The Prince by Niccolo Macchiavelli - well, you know the word Macchiavellian? It didn't spring from nowhere! How to be a successful statesman and the treachery involved - again, another tale relevant today - perhaps moreso!
And now to Spain!
Chronicle of a Death Foretold by Gabriel Garcia Marquez - everyone raves about A Hundred Years of Solitude, which is much better known in the UK and which I read the week I left university, after first reading 5 Agatha Christie novels back to back, but Chronicle was much more to my taste - Santiago is murdered in a small town by 2 brothers - everyone knew it was going to happen, even the victim. Years later someone will try to discover why.

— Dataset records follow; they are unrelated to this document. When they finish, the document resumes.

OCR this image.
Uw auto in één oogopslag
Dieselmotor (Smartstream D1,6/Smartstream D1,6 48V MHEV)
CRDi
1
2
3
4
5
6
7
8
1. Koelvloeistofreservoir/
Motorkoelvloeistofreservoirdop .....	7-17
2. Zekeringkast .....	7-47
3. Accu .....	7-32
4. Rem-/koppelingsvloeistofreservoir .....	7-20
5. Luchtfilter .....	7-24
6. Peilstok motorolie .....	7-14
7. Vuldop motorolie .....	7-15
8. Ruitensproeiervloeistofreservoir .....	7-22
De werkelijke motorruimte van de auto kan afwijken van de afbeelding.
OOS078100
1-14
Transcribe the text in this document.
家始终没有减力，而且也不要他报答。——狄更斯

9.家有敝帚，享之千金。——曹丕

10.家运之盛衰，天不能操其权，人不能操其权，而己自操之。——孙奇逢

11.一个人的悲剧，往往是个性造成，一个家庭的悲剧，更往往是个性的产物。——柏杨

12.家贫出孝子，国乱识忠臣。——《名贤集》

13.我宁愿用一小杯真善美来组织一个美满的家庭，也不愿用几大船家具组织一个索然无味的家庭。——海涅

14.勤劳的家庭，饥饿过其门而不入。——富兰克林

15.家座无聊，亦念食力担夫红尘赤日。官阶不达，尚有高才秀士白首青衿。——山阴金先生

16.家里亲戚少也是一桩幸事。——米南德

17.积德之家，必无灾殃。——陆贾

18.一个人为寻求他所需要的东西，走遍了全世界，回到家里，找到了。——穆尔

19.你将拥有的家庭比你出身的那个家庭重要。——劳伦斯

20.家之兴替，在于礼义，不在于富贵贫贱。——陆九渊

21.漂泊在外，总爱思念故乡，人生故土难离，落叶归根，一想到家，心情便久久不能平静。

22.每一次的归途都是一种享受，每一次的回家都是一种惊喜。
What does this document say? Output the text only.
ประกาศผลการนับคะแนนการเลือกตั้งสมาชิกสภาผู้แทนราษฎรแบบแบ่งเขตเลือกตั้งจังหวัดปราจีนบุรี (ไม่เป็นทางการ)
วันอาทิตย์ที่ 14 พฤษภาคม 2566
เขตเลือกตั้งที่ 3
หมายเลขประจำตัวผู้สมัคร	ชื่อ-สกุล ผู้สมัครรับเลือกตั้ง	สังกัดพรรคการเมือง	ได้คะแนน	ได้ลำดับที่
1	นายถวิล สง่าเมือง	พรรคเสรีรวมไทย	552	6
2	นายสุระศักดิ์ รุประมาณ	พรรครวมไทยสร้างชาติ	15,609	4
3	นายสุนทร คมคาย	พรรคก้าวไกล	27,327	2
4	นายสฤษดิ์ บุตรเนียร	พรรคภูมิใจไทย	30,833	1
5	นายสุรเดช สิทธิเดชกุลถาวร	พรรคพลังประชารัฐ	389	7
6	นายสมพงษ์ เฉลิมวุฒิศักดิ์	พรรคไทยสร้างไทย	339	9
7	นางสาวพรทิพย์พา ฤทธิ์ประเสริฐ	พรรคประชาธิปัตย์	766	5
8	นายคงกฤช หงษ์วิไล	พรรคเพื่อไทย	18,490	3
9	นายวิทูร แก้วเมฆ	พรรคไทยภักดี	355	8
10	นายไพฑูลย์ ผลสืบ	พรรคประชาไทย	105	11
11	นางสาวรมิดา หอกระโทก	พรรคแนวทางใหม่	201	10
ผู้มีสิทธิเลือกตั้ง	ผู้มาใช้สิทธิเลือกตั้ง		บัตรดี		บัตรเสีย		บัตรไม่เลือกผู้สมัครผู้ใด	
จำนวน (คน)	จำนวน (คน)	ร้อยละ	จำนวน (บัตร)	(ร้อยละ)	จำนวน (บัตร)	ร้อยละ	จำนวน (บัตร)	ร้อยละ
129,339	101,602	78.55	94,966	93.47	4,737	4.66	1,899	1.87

There were so many other great books, I really did read a lot, under duress sometimes! Here are a few other favourites -
Dom Casmurro by Machado de Assis - Brazil - a story of love, betrayal and suspicion
Tiempo de Cerezas by Montserrat Roig - Barcelona (Time of the Cherries) - if you like your contemporary feminist fiction in Spain!
Moliere - The Miser - a comedy - in the traditional sense - fun play!
Victor Hugo's Notre Dame De Paris - probably needs no explanation
Now to the three classics I want to make sure I read soon
Tess of The D'Urbervilles - Thomas Hardy - this is cheating slightly, as I downloaded this when I first got my Kindle 3 years ago, but only read about 30% - I enjoyed it too. It was actually very funny and not at all what I expected.
The Great Gatsby - F Scott Fitzgerald - well, I saw the movie and have been told the book's only 160 pages long, so why not - it was a great movie!
Hmm. can't quite decide on the third. I think it has to either be a Dickens (David Copperfield, The Old Curiosity Shop or Great Expectations) or one of the Jane Austen's I've had for years - I have the complete works. I'll let you know how it works out!
Would love to hear your favourite classics or those you feel guilty about not having read. Or even better, which classic has touched you the most?